Ping-pong entre les partis belges autour du voile
Schisme humaniste, tensions au PS, cacophonie chez Ecolo: les signes convictionnels affolent le monde politique
Après une volée de déclaration en tous sens, les partis politiques belges ont cherché ces derniers jours à resserrer leurs propres rangs face au dossier du «voile à la Stib». Pour rappel, un tribunal a condamné en mai dernier la Société des transports intercommunaux de Bruxelles (Stib) au motif que cette entreprise publique avait refusé d’engager une femme qui portait le voile. La question de savoir s’il fallait dès lors aller en appel ou, au contraire, modifier le règlement d’ordre intérieur de la Stib pour y autoriser le port des signes convictionnels a tourné à la foire d’empoigne entre les partis, mais aussi en leur sein.
Dans la majorité gouvernementale bruxelloise, Ecolo est apparu dans un premier temps comme résolument opposé à un recours en justice et partisan d’accommodements en faveur du port du voile. Mais dans les colonnes du «Soir» de ce week-end, son coprésident Jean-Marc Nollet nuance: «Il serait bon d’inscrire la neutralité absolue de l’Etat dans la Constitution: je plaide pour qu’on y inscrive que la Belgique est un Etat neutre et que l’action des agents et des pouvoirs publics est impartiale». Il demande aussi «un nouveau compromis social sur la question». Ce compromis aboutirait à refonder le modèle de société à la belge.
Désordre dans les rangs du PS
Jean-Marc Nollet ne veut pas qu’Ecolo porte tout le poids de la crise sur le voile. Il vise le président du PS Paul Magnette qui, ditil en substance, devrait s’inquiéter du désordre qui règne dans son parti.
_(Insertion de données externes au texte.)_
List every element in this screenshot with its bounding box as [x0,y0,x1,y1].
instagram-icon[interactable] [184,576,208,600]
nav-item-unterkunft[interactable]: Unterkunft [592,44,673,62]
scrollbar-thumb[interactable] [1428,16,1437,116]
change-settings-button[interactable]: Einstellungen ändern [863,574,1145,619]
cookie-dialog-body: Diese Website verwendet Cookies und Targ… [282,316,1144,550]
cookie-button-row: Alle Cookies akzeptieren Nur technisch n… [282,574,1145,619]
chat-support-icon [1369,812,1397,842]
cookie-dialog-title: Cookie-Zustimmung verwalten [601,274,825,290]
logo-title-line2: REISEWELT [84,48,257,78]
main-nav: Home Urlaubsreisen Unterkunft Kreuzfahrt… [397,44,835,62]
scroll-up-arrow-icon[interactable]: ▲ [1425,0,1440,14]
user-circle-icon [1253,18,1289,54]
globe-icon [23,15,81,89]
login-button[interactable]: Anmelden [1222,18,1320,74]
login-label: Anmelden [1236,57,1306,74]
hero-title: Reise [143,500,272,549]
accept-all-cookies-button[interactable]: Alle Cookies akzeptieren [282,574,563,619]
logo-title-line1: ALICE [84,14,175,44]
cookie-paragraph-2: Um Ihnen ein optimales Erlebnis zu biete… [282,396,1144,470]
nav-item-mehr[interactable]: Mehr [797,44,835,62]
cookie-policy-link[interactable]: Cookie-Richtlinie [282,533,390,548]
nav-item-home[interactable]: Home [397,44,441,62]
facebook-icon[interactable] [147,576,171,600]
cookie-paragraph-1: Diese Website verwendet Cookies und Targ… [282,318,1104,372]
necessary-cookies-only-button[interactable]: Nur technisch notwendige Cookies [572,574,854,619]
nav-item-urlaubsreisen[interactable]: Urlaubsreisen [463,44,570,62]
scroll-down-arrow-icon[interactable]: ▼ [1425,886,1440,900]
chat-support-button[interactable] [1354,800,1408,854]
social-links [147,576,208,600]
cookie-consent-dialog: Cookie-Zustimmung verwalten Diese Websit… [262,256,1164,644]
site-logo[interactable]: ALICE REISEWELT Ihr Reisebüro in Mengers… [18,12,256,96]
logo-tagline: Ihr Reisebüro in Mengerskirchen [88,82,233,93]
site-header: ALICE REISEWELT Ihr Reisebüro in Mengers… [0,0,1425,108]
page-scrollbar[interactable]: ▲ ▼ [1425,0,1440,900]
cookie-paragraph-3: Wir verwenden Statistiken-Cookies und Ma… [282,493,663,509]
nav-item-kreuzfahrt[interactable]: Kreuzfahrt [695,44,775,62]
Réponse de Paul Magnette: si Ecolo veut aller en appel, il ne s’y opposera pas. Le socialiste ajoute: «Il y a beaucoup de règles qui ont traduit le principe de neutralité et de laïcité de l’Etat. Mais il reste quelques endroits où la question n’est pas tranchée…». Officiellement, le PS estime «que le port des signes convictionnels doit être interdit dans le secteur public pour tous les agents qui exercent des fonctions d’autorité, c’est-à-dire des fonctions de décision et de contrainte, et qui sont en contact visuel avec le public». Et pour le reste, pourquoi pas…
Mais ce credo était à peine prononcé que, selon «L’Echo», le président de la fédération bruxelloise socialiste Ahmed Laaouej ruait de nouveau dans les brancards. Il ne veut pas d’un recours en justice dans l’affaire de la Stib. Par déduction, il serait donc partisan d’y autoriser le port du voile…
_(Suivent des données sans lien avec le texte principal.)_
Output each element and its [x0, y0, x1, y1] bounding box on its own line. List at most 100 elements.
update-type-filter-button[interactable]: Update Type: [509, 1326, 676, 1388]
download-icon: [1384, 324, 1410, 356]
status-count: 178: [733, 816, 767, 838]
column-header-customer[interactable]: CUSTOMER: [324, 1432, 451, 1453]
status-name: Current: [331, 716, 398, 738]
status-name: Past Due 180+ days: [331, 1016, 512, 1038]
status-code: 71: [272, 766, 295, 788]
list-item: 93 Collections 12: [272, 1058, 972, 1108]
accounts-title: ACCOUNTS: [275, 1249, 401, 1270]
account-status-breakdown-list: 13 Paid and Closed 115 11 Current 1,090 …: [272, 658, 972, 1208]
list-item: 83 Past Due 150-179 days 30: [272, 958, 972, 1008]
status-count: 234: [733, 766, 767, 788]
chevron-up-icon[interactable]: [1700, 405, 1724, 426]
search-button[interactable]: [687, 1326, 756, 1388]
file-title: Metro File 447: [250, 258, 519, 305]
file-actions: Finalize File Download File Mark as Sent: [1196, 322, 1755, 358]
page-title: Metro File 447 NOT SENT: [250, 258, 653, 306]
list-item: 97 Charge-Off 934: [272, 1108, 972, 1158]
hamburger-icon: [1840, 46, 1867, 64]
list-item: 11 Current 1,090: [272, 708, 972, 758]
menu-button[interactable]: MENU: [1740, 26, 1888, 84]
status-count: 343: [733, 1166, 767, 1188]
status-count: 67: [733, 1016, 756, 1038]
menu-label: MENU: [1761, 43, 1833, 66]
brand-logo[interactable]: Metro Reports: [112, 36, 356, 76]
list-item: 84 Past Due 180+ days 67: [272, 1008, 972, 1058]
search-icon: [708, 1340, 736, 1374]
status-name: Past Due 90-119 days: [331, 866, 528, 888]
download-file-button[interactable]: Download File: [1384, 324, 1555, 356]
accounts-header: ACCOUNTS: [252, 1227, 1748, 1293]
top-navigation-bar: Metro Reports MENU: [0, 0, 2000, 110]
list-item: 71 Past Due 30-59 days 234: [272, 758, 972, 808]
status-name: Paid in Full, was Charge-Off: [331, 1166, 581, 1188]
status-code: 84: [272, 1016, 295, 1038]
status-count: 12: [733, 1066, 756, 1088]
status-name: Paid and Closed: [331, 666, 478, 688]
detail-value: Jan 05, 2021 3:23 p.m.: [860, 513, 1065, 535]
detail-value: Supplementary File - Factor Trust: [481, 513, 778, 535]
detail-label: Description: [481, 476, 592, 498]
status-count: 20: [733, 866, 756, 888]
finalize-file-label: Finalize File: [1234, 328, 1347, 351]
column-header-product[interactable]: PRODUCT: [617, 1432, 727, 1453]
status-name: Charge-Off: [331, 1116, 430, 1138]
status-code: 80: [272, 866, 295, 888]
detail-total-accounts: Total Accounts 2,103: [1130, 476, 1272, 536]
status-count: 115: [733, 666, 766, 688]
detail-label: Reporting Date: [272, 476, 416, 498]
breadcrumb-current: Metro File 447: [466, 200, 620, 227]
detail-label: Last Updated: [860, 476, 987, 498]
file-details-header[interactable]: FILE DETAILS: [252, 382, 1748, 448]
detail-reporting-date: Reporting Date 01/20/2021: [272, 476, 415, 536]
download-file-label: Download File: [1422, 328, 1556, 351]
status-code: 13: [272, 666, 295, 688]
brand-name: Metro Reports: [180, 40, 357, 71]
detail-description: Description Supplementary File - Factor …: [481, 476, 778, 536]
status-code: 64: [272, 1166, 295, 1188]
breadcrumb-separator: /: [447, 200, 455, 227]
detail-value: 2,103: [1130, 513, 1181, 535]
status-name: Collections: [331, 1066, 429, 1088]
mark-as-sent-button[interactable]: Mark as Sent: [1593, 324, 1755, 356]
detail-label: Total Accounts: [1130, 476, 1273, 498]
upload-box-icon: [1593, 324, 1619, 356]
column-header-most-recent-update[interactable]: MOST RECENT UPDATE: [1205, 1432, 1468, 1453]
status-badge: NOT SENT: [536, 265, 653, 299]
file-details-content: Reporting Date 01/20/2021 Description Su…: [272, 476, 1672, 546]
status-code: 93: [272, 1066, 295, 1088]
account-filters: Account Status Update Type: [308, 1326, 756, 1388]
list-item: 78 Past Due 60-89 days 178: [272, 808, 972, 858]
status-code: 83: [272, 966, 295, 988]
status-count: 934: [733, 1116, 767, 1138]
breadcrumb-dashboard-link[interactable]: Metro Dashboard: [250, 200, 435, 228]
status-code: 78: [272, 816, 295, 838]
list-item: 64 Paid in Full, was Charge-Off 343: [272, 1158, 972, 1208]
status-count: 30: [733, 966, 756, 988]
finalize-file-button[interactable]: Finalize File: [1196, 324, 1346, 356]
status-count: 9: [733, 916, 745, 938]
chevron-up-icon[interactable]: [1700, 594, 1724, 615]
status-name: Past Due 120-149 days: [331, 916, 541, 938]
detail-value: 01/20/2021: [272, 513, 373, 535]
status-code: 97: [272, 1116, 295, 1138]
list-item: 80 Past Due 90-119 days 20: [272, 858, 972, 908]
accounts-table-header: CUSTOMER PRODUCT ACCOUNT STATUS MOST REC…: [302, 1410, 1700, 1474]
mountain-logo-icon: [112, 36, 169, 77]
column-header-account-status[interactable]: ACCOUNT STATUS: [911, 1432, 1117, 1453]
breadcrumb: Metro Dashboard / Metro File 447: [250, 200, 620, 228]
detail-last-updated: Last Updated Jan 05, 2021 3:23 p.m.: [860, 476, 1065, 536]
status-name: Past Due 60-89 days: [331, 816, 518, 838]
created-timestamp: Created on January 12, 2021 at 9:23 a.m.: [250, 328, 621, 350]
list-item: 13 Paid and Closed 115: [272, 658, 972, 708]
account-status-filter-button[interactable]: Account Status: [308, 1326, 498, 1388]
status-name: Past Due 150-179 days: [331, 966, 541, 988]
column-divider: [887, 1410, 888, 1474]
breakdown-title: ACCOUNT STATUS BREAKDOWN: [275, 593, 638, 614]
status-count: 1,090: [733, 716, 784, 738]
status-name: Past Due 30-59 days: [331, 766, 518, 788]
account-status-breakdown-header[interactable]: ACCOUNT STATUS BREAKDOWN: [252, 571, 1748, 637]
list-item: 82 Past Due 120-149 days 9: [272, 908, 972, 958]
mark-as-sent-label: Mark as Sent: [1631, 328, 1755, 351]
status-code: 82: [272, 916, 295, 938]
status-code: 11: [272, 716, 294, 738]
Cette désunion fait l’affaire du président des libéraux francophones (Mouvement réformateur, MR), Georges-Louis Bouchez. Pour lui, le PS a «définitivement tourné le dos à la laïcité pourtant inscrite dans ses fondements. Une page se tourne et pas dans le bon sens».
Le CDH menacé de division
Dans ce dossier, les libéraux ont le beau jeu. Leur Mouvement réformateur, qui est dans l’opposition à Bruxelles, apparaît comme le garant de la laïcité exclusive aux yeux de l'opinion. A le suivre, les autres partis navigueraient en fonction de leurs convictions, mais aussi de leurs intérêts électoraux, parfois locaux ou régionaux. D’où une cacophonie qui vaudrait aujourd’hui au parti humaniste CDH (ex-Parti social-chrétien) d’être menacé d’un véritable «schisme». D’un côté, ceux qui comme le député Georges Dallemagne mettent en garde contre l’islamisme radical supposément caché derrière le voile. De l’autre, ceux qui comme l’ex-ministre Joëlle Milquet plaident pour des accommodements.
Au final, le président du CDH Maxime Prévot a remis de l’ordre en rappelant les positions du parti sur la neutralité de l’Etat et le port du voile: pas dans les fonctions d’autorité ou au contact des citoyens, mais bien dans le reste de la fonction publique.